Dynamik kombiniert mit Sicherheit: Volvo V40

Volvo schickt mit dem neuen V40 einen edlen Kompaktwagen ins Rennen um Marktanteile. Traditionell bietet der Wagen eine umfangreiche Sicherheitsausstattung, doch zeigt Volvo vor allem, dass Fahrdynamik für die Schweden kein Fremdwort ist. Aber die Konkurrenz – namentlich Audi A3, BMW 1er, Mercedes A-Klasse und Citroën DS4 – ist hart und einen Preisvorteil bietet Volvo als Premiummarke gegenüber den anderen Herstellern nicht. Unterkühlt ist der junge Schwede jedoch keinesfalls.

Der Volvo V40 zeigt stolz seine Kurven. Geschwungene Scheinwerfer, LED Tagfahrlichter und Rücklichter, ansteigende Gürtellinie und die fast sechseckige Kofferraumklappe verleihen dem Auto eine rassige Optik. Optional erhältlich sind auch grössere, trapezförmige Endrohre und ein Dachspoiler. Der Wagen trägt ganz klar die Insignien des skandinavischen Volvo Designs, doch er wirkt frischer und jünger als die anderen Modelle, ähnlich wie die A-Klasse von Mercedes.
Ebenfalls typisch Volvo präsentiert sich die Innenausstattung. Scheinbar schwebende Mittelkonsole, fest integrierte Kopfstützen, das Multifunktionslenkrad – kennt man auch von anderen Modellen. Das Multimediasystem an sich funktioniert gut, jedoch benötigt das System lange zum Aufstarten (ich glaube, es ist eine Festplatte eingebaut) und hat teilweise Probleme, wenn das iPhone via USB (zum Laden) und Bluetooth gekoppelt wird. Dann ist ein manueller Eingriff nötig, um die Audioquelle eindeutig zu bestimmen.
Interessant sind aber die digitalen Instrumente. Anstelle von klassischen Rundinstrumenten, ist ein Display eingebaut, welches genau die Instrumente imitiert. Dadurch lassen sich die Anzeigen nach verschiedenen Themes und Farbgebungen individualisieren. Das Interieur ist edel eingerichtet. Chrom und Aluminium kommen massvoll zum Einsatz, der Gangwahlhebel ist illuminiert, die Farbe der Ambientebeleuchtung kann verändert werden, die Verarbeitung und Materialien sind hochwertig. Zudem wirkt das Interieur übersichtlich und aufgeräumt.
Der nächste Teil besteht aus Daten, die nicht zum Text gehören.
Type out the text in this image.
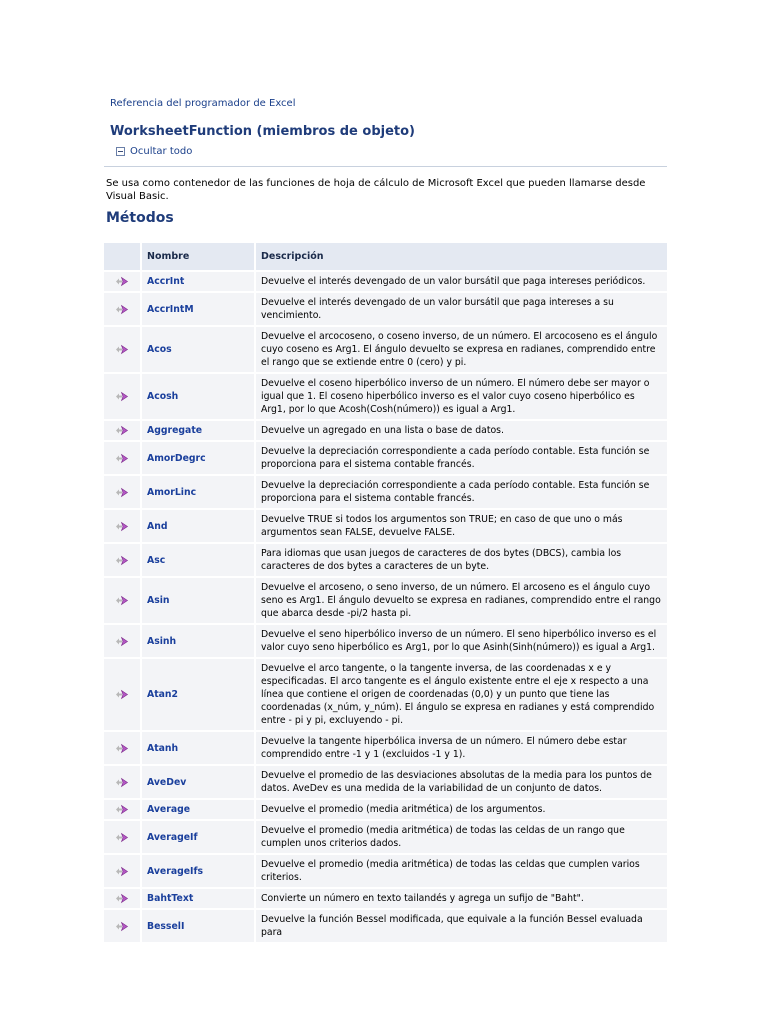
Referencia del programador de Excel
WorksheetFunction (miembros de objeto)
Ocultar todo
Se usa como contenedor de las funciones de hoja de cálculo de Microsoft Excel que pueden llamarse desde Visual Basic.
Métodos
	Nombre	Descripción
	AccrInt	Devuelve el interés devengado de un valor bursátil que paga intereses periódicos.
	AccrIntM	Devuelve el interés devengado de un valor bursátil que paga intereses a su vencimiento.
	Acos	Devuelve el arcocoseno, o coseno inverso, de un número. El arcocoseno es el ángulo cuyo coseno es Arg1. El ángulo devuelto se expresa en radianes, comprendido entre el rango que se extiende entre 0 (cero) y pi.
	Acosh	Devuelve el coseno hiperbólico inverso de un número. El número debe ser mayor o igual que 1. El coseno hiperbólico inverso es el valor cuyo coseno hiperbólico es Arg1, por lo que Acosh(Cosh(número)) es igual a Arg1.
	Aggregate	Devuelve un agregado en una lista o base de datos.
	AmorDegrc	Devuelve la depreciación correspondiente a cada período contable. Esta función se proporciona para el sistema contable francés.
	AmorLinc	Devuelve la depreciación correspondiente a cada período contable. Esta función se proporciona para el sistema contable francés.
	And	Devuelve TRUE si todos los argumentos son TRUE; en caso de que uno o más argumentos sean FALSE, devuelve FALSE.
	Asc	Para idiomas que usan juegos de caracteres de dos bytes (DBCS), cambia los caracteres de dos bytes a caracteres de un byte.
	Asin	Devuelve el arcoseno, o seno inverso, de un número. El arcoseno es el ángulo cuyo seno es Arg1. El ángulo devuelto se expresa en radianes, comprendido entre el rango que abarca desde -pi/2 hasta pi.
	Asinh	Devuelve el seno hiperbólico inverso de un número. El seno hiperbólico inverso es el valor cuyo seno hiperbólico es Arg1, por lo que Asinh(Sinh(número)) es igual a Arg1.
	Atan2	Devuelve el arco tangente, o la tangente inversa, de las coordenadas x e y especificadas. El arco tangente es el ángulo existente entre el eje x respecto a una línea que contiene el origen de coordenadas (0,0) y un punto que tiene las coordenadas (x_núm, y_núm). El ángulo se expresa en radianes y está comprendido entre - pi y pi, excluyendo - pi.
	Atanh	Devuelve la tangente hiperbólica inversa de un número. El número debe estar comprendido entre -1 y 1 (excluidos -1 y 1).
	AveDev	Devuelve el promedio de las desviaciones absolutas de la media para los puntos de datos. AveDev es una medida de la variabilidad de un conjunto de datos.
	Average	Devuelve el promedio (media aritmética) de los argumentos.
	AverageIf	Devuelve el promedio (media aritmética) de todas las celdas de un rango que cumplen unos criterios dados.
	AverageIfs	Devuelve el promedio (media aritmética) de todas las celdas que cumplen varios criterios.
	BahtText	Convierte un número en texto tailandés y agrega un sufijo de "Baht".
	BesselI	Devuelve la función Bessel modificada, que equivale a la función Bessel evaluada para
Jedoch ist mir beim Hören von bassintesiven Songs (bei gemässigter Lautstärke) ein unidentifizierbares Klappern irgendwo vorne rechts aufgefallen. Ein weiterer Minuspunkt: Das Anlehnen des rechten Beines an der Kante der Mittelkonsole wird auf Dauer unangenehm, eine rundere Form könnte dort Abhilfe schaffen.
Die Übersicht ist nicht gerade die Beste, aber sie ist akzeptabel, die optionale Rückfahrkamera ist ich nötig. Sitzen tut man dafür vorne wie hinten gemütlich und mit genügendem Seitenhalt. Vier Erwachsene finden locker eine bequeme Sitzhaltung mit ausreichend Bein- und Kopffreiheit. Leider nicht ganz so geräumig ist der Kofferraum mit seinen 335 Liter, dafür bietet er einen praktischen, doppelten Boden.
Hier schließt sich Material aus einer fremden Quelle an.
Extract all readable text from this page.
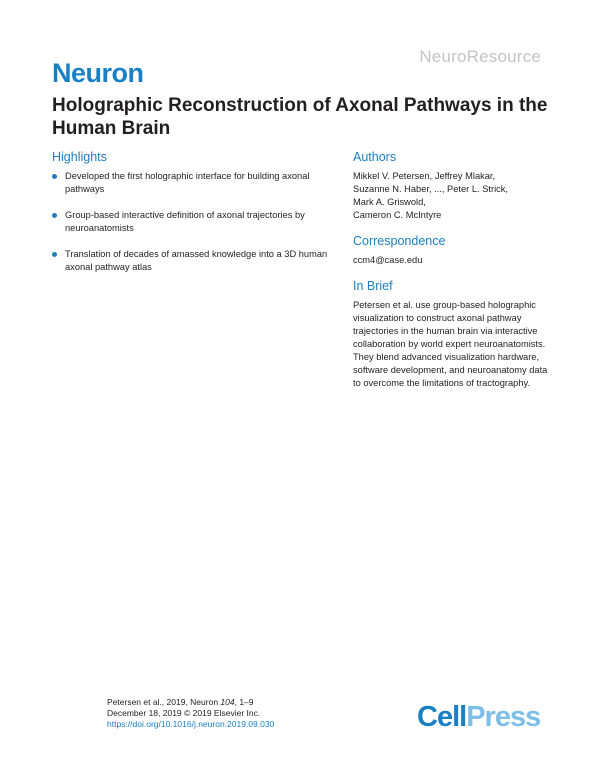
NeuroResource
Neuron
Holographic Reconstruction of Axonal Pathways in the Human Brain
Highlights
Developed the first holographic interface for building axonal pathways
Group-based interactive definition of axonal trajectories by neuroanatomists
Translation of decades of amassed knowledge into a 3D human axonal pathway atlas
Authors

Mikkel V. Petersen, Jeffrey Mlakar,

Suzanne N. Haber, ..., Peter L. Strick,

Mark A. Griswold,

Cameron C. McIntyre

Correspondence

ccm4@case.edu

In Brief

Petersen et al. use group-based holographic visualization to construct axonal pathway trajectories in the human brain via interactive collaboration by world expert neuroanatomists. They blend advanced visualization hardware, software development, and neuroanatomy data to overcome the limitations of tractography.

Petersen et al., 2019, Neuron 104, 1–9
December 18, 2019 © 2019 Elsevier Inc.
https://doi.org/10.1016/j.neuron.2019.09.030	CellPress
Der V40 mit dem D3 Motor und Automatikgetriebe hatte sich im Test zu behaupten. 2.0 Liter Diesel, fünf Zylinder, 150 PS Leistung, 350 Nm Drehmoment, 1498 Kilo Leergewicht und ein Verbrauch von 5.2 l/100 km (entspricht 136 Gramm CO2-Ausstoss pro Kilometer) lauten die Eckdaten. So weit, so gut, die Werte klingen eigentlich ganz anständig. Doch ein erstes Fragezeichen taucht schon beim Studieren der Preisliste auf, in der ersichtlich wird, dass das D4 Aggregat (ebenfalls 2.0 Liter Hubraum verteilt auf fünf Zylinder, Aufpreis 1400 CHF) auch mit nur 5.2 l/100 km auskommen soll, aber 177 PS und 400 Nm mobilisiert – eine Modifikation der Elektronik machts möglich.
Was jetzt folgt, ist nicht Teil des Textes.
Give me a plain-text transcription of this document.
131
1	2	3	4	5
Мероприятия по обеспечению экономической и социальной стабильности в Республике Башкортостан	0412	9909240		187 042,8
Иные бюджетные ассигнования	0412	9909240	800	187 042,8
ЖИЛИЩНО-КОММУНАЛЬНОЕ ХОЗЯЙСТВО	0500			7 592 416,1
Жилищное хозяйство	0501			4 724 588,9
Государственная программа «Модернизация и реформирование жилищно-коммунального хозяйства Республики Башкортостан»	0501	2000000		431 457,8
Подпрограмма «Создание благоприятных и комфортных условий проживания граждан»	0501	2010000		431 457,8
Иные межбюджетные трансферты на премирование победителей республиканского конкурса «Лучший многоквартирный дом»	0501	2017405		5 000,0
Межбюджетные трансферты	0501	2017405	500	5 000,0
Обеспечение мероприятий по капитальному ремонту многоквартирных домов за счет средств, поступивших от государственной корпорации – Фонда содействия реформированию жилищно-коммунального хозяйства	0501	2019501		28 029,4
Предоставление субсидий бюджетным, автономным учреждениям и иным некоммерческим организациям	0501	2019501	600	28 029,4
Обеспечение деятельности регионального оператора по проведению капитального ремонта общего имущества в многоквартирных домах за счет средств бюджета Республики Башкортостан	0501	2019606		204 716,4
Ich drücke also den Start-Knopf und hole den D3 Motor aus dem Winterschlaf. Es ist kalt, das typische Dieselnageln recht gut hörbar. Während der Motor auf Temperatur kommt, klettere ich in die Tiefen des Bordcomputers hinab. Alle Assistenzsysteme, Lenkung, Licht, Spiegel und noch vieles mehr lässt sich nach Wunsch konfigurieren. Wer sich die Zeit nimmt, kann die Wirkungsweise der elektronischen Helfer und der Lenkung, sowie die Ambientebeleuchtung nach eigenem Gusto anpassen.
Nun wird es aber Zeit, sich der Hauptaufgabe des Autos zu widmen, nämlich dem Fahren. Da das maximale Drehmoment bereits bei 1500 Umdrehungen ansteht, bewegt sich der V40 forsch vorwärts, die Automatik wechselt die Gänge zwar sanft, dürfte aber einen Tick schneller sein. Einmal warmgefahren, ist auch der Motor wesentlich leiser und der Sound wird bei leicht steigenden Drehzahlen sogar recht kernig. Im S-Modus des Getriebes wird der Selbstzünder sogar richtig drehfreudig, reagiert präzise auf kleinste Gaspedalberührungen und beschleunigt innert 9.3 Sekunden von 0 auf 100. Das Spitzentempo erscheint mir mit 205 km/h jedoch ziemlich wenig, obwohl es ausserhalb Deutschland oder auf Rennstrecken nur symbolischen Wert hat. Eine Start-Stopp-Automatik hilft beim Spritsparen. Der Verbrauch im Test betrug laut Bordcomputer 5.6 l/100 km und an der Tankstelle gemessen 6.05 l/100 km. Da winterliche Verhältnisse herrschten, geht dieser Wert in Ordnung.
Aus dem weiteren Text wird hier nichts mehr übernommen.